PathNet introduces a neural network method where agents discover and reuse network pathways for different tasks, enabling efficient transfer learning and improved robustness across various supervised and reinforcement learning tasks.

Contribution

It presents a novel pathway-based approach with genetic algorithms for transfer learning in neural networks, demonstrating positive transfer and robustness improvements.

Findings

Successful transfer learning across multiple datasets and tasks.

Paths evolved on earlier tasks re-used parts of optimal paths for new tasks.

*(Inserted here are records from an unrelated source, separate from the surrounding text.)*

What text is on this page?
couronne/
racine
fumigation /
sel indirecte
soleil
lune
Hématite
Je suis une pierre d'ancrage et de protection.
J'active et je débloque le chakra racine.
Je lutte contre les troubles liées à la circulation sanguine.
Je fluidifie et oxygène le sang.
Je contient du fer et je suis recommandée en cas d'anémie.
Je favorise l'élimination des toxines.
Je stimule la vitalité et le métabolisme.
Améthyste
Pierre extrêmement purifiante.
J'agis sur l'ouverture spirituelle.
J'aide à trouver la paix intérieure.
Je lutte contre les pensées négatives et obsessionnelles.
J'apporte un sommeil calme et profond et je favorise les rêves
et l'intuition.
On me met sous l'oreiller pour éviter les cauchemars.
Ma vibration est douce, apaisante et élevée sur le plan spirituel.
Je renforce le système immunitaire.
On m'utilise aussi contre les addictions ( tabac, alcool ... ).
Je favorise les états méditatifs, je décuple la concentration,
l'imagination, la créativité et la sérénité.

Enhanced robustness to hyperparameters in reinforcement learning.

Abstract

For artificial general intelligence (AGI) it would be efficient if multiple users trained the same giant neural network, permitting parameter reuse, without catastrophic forgetting. PathNet is a first step in this direction. It is a neural network algorithm that uses agents embedded in the neural network whose task is to discover which parts of the network to re-use for new tasks. Agents are pathways (views) through the network which determine the subset of parameters that are used and updated by the forwards and backwards passes of the backpropogation algorithm. During learning, a tournament selection genetic algorithm is used to select pathways through the neural network for replication and mutation. Pathway fitness is the performance of that pathway measured according to a cost function. We demonstrate successful transfer learning; fixing the parameters along a path learned on task A and re-evolving a new population of paths for task B, allows task B to be learned faster than it could be learned from scratch or after fine-tuning. Paths evolved on task B re-use parts of the optimal path evolved on task A. Positive transfer was demonstrated for binary MNIST, CIFAR, and SVHN supervised learning classification tasks, and a set of Atari and Labyrinth reinforcement learning tasks, suggesting PathNets have general applicability for neural network training. Finally, PathNet also significantly improves the robustness to hyperparameter choices of a parallel asynchronous reinforcement learning algorithm (A3C).